Queensbridge was integral to the story. The largest of its kind in North America, the project is famous for spawning a large number of hip-hop stars, including MC Shan, Mobb Deep, Big Noyd, and Roxanne Shanté. During Nas’s childhood, it was also a neighbourhood ravaged by crack and the ’80s economic policies of former U.S. President Ronald Reagan. What Nas saw on the streets on a day-to-day basis—shootings, beatings, unemployment, drug-dealing—would provide no shortage of lyrical fodder for Illmatic. It would also give him the determination to get out and make a better life.
That desperation still resonates with the rapper today. One of Time Is Illmatic’s many incredible moments has Nas studying an old black-and-white photograph taken in the hood around the release of Illmatic. As is pointed out by Nas’s brother, known as Jungle, many of those in the 8 x 10 are either in jail or dead, rendering the rapper temporarily speechless. Getting to the point where Nas was willing to show such vulnerability took awhile.
“That scene was one of the last shoots that we did, probably the second-last,” One9 says, joining the confernce call. “One thing that people overlook in the film is that Erik did a lot of the interviews. He’s a great interviewer—he gets people comfortable to the point where they can laugh. That whole session was us showing Nas clips from the movie, and him commenting.

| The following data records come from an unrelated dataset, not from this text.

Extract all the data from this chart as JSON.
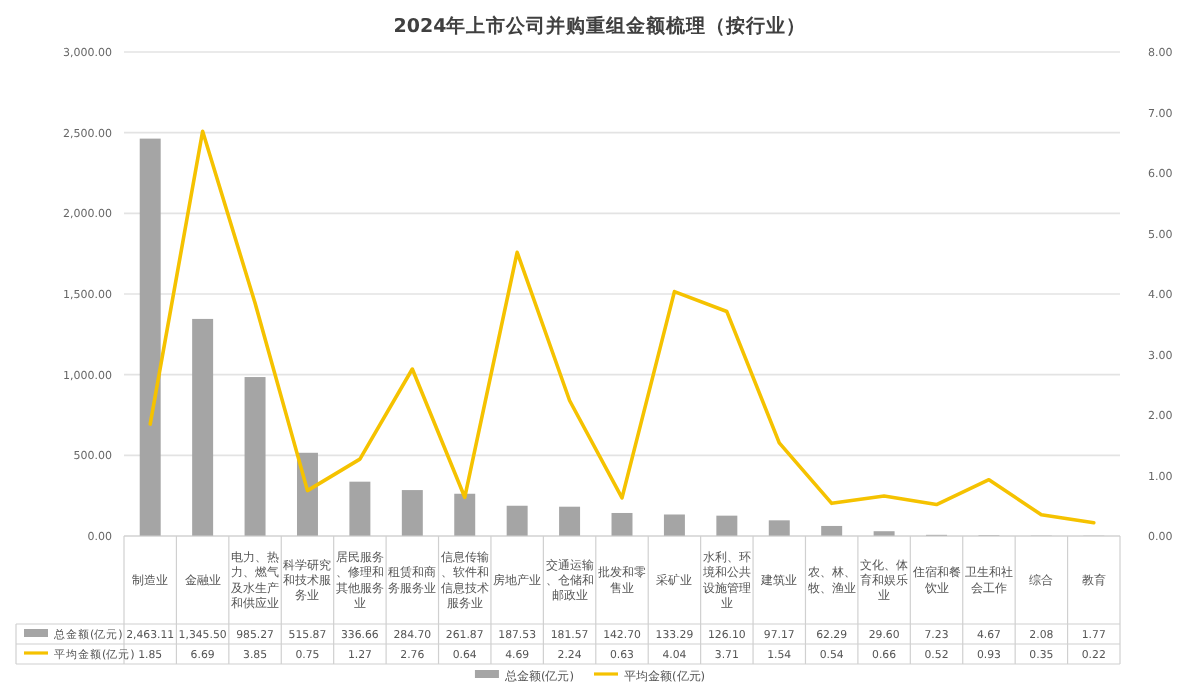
{
  "chart_data": {
    "type": "bar",
    "title": "2024年上市公司并购重组金额梳理（按行业）",
    "categories": [
      "制造业",
      "金融业",
      "电力、热力、燃气及水生产和供应业",
      "科学研究和技术服务业",
      "居民服务、修理和其他服务业",
      "租赁和商务服务业",
      "信息传输、软件和信息技术服务业",
      "房地产业",
      "交通运输、仓储和邮政业",
      "批发和零售业",
      "采矿业",
      "水利、环境和公共设施管理业",
      "建筑业",
      "农、林、牧、渔业",
      "文化、体育和娱乐业",
      "住宿和餐饮业",
      "卫生和社会工作",
      "综合",
      "教育"
    ],
    "series": [
      {
        "name": "总金额(亿元)",
        "color": "#a5a5a5",
        "values": [
          2463.11,
          1345.5,
          985.27,
          515.87,
          336.66,
          284.7,
          261.87,
          187.53,
          181.57,
          142.7,
          133.29,
          126.1,
          97.17,
          62.29,
          29.6,
          7.23,
          4.67,
          2.08,
          1.77
        ],
        "value_labels": [
          "2,463.11",
          "1,345.50",
          "985.27",
          "515.87",
          "336.66",
          "284.70",
          "261.87",
          "187.53",
          "181.57",
          "142.70",
          "133.29",
          "126.10",
          "97.17",
          "62.29",
          "29.60",
          "7.23",
          "4.67",
          "2.08",
          "1.77"
        ]
      },
      {
        "name": "平均金额(亿元)",
        "type": "line",
        "axis": "y2",
        "color": "#f5c200",
        "values": [
          1.85,
          6.69,
          3.85,
          0.75,
          1.27,
          2.76,
          0.64,
          4.69,
          2.24,
          0.63,
          4.04,
          3.71,
          1.54,
          0.54,
          0.66,
          0.52,
          0.93,
          0.35,
          0.22
        ],
        "value_labels": [
          "1.85",
          "6.69",
          "3.85",
          "0.75",
          "1.27",
          "2.76",
          "0.64",
          "4.69",
          "2.24",
          "0.63",
          "4.04",
          "3.71",
          "1.54",
          "0.54",
          "0.66",
          "0.52",
          "0.93",
          "0.35",
          "0.22"
        ]
      }
    ],
    "ylim": [
      0,
      3000
    ],
    "yticks": [
      {
        "value": 0,
        "label": "0.00"
      },
      {
        "value": 500,
        "label": "500.00"
      },
      {
        "value": 1000,
        "label": "1,000.00"
      },
      {
        "value": 1500,
        "label": "1,500.00"
      },
      {
        "value": 2000,
        "label": "2,000.00"
      },
      {
        "value": 2500,
        "label": "2,500.00"
      },
      {
        "value": 3000,
        "label": "3,000.00"
      }
    ],
    "y2lim": [
      0,
      8
    ],
    "y2ticks": [
      {
        "value": 0,
        "label": "0.00"
      },
      {
        "value": 1,
        "label": "1.00"
      },
      {
        "value": 2,
        "label": "2.00"
      },
      {
        "value": 3,
        "label": "3.00"
      },
      {
        "value": 4,
        "label": "4.00"
      },
      {
        "value": 5,
        "label": "5.00"
      },
      {
        "value": 6,
        "label": "6.00"
      },
      {
        "value": 7,
        "label": "7.00"
      },
      {
        "value": 8,
        "label": "8.00"
      }
    ],
    "grid": "y",
    "legend": "bottom",
    "marker": "none",
    "line_style": "solid"
  }
}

We had his brother talking about growing up in the home, and also about the photograph. We were saving that stuff for last because it was an emotional shoot.
“We were extremely comfortable with Nas, and Nas was comfortable with us,” he continues, “ there was no one else in the room for that moment—it was just an empty studio, Erik, myself, the cameraman, and audio. It felt like we were friends talking, and that’s how we really approached this film. It only works because everyone is completely honest and raw with their answers. No one was holding anything back.”
What might made Parker and One9 happiest is that the making ofTime Is Illmatic seemed to give Nas a new perspective on his master work. Forget Wikipedia—their documentary is now the best way to get a perspective on the record’s importance.
“I imagine that Nas recognized that, on some level, he was moving the needle for music fans, primarily hip-hop fans who really understood his story,” Parker suggests. “But he was so young, I think he was just making an honest piece of art, and probably had no idea of the cultural impact of his work. I can’t imagine that he could have understood what it [Illmatic] meant to the rest of us, even today. What really helped this documentary is that me and One9 really saw a transformation from the time we first sat down with him in a restaurant to talk about the film. Our passion for the album, and that of his peers, probably started to reveal itself to him in a way that he probably didn’t fully appreciate when he was initially in the moment.”
Nas: Time Is Illmatic screens at the Rio Theatre, October 3 (9:30 p.m.)